There are conditions and variables to all these factors, and they play an important part in seeing that, hard as a gardener may try, most of their tomatoes will ripen over a shorter period than plant information tags would have them believe. Plant tags give maturation dates for the tomato varieties they describe. They are only rough guides, not to be taken at face value! Too many gardeners believe the tags and think that by planting tomato varieties with as wide a spread of maturation dates as possible they will be ensured a lengthy harvest season. Not necessarily! The weather plays the biggest part in dictating when you will get ripe tomatoes and over how long a period. The next most important factor is whether the plant is determinate or indeterminate, since determinate varieties will almost always be the first to fruit and the first to stop bearing. The maturation date on the plant tag is the least reliable factor and is nearly useless.

 

Lufa Farms Strawberry Tomatoes
Strawberry tomatoes at Lufa Farms, the world’s first commercial rooftop greenhouses, in the Montreal, Canada, neighborhood of Ahuntsic-Cartierville; photo by Benoit Rochon.

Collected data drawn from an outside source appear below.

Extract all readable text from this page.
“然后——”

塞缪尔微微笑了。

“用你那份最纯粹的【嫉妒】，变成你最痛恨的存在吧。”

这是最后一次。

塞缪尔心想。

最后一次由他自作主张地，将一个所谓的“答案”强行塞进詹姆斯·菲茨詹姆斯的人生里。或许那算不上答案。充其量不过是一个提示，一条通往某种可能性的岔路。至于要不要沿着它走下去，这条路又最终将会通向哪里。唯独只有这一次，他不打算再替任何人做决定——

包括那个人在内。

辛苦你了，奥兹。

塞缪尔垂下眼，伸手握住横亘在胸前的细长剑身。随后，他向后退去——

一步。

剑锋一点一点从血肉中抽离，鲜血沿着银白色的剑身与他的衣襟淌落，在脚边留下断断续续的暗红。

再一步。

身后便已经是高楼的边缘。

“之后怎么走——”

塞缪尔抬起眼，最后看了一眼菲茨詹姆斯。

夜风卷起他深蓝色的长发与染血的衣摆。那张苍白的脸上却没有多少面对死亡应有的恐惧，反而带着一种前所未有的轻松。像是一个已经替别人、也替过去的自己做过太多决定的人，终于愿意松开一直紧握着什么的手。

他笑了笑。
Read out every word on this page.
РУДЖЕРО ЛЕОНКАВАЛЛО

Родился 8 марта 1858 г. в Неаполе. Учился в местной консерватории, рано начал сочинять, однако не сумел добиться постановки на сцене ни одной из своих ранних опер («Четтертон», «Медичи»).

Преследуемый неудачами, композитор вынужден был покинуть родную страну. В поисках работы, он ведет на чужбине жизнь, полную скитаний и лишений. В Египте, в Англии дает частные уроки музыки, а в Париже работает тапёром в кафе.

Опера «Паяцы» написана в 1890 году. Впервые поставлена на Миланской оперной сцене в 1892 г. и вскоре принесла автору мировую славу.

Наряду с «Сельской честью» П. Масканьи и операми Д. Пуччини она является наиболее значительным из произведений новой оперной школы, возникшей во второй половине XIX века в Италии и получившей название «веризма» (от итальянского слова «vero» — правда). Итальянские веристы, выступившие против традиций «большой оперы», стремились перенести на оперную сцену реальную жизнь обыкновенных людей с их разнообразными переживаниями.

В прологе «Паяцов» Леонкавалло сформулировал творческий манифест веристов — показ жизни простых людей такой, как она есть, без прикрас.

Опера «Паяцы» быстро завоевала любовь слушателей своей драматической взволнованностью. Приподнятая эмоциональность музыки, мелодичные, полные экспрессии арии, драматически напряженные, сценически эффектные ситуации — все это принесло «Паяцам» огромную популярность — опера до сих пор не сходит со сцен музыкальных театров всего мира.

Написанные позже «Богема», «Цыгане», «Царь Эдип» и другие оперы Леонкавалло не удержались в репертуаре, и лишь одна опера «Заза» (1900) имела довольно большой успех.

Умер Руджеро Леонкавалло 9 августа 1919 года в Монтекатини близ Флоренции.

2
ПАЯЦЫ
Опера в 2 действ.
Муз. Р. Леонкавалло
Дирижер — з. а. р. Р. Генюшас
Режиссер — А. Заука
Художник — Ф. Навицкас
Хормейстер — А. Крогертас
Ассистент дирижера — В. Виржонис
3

Some gardeners think that by staggering the planting dates of their tomato plants they will stagger the harvest dates as well. Not necessarily! Again, the weather is the most important factor in how quickly or slowly your tomato plants grow. Plants started later in the spring will often catch up to ones planted earlier. Plants started too early in the spring will often sit there and do nothing until the weather warms up. You can’t fool Mother Nature!

The best way to lengthen the growing season, and therefore the harvest, is to make use of either a cold frame or a greenhouse, or both. Of the two, a greenhouse is the better option because it is ultimately more useful. A cold frame is useful mainly for starting plants, though it can also be used for low-growing vegetables and fruits like lettuce and strawberries. A greenhouse should be tall enough for fully grown tomato plants, even when they are in raised beds. A greenhouse is not a hothouse. A hothouse is, of course, heated. That would be stepping up another level in expense and trouble, which for a home gardener with a ten by twelve foot greenhouse would make every tomato unnecessarily expensive. No, a simple and inexpensive home greenhouse is primarily useful for extending the growing season from summer into spring at the front end, and autumn at the back end.

Roger Cook of This Old House helped this Mississippi homeowner build an inexpensive backyard greenhouse. At the end, Mr. Cook tells the homeowner he should be able to grow vegetables year round in the greenhouse. Since the greenhouse will be unheated, year round use would be possible in Mississippi, most of which is in winter hardiness zone 8a. Use in your location may be limited to three seasons.

There are home greenhouse kits on the market, and a gardener could spend over 1,000 dollars for a nicely appointed one. The very cheap ones are not worth even their low price, and will cause you more trouble than they’re worth. The greenhouse depicted in the This Old House video here is a solid, utilitarian model that should cost less than 500 dollars. It won’t win any awards for looks, but that would probably present an obstacle only for homeowners association members. One suggestion to improve upon the construction method in the video would involve using weather stripping or batting between the plastic and the staples to distribute the force of the plastic against the staples, reducing the chances of the plastic tearing loose in the wind. 1/2 inch staples would hold everything well, and to reduce frustration a quality staple gun is a must. As with a tarpaulin or any other lightweight material used outdoors, the plastic needs to be stretched tight to lessen its movement in the wind. After all that work and expense, you can look forward to a longer tomato harvest season, and to tomatoes that don’t cost a small fortune. You may even save a few dollars over the long haul, though it might be a stretch to say you could pay off your mortgage early, the way Radiator Charlie of West Virginia did with his ‘Mortgage Lifter’ tomatoes back in the 1940s.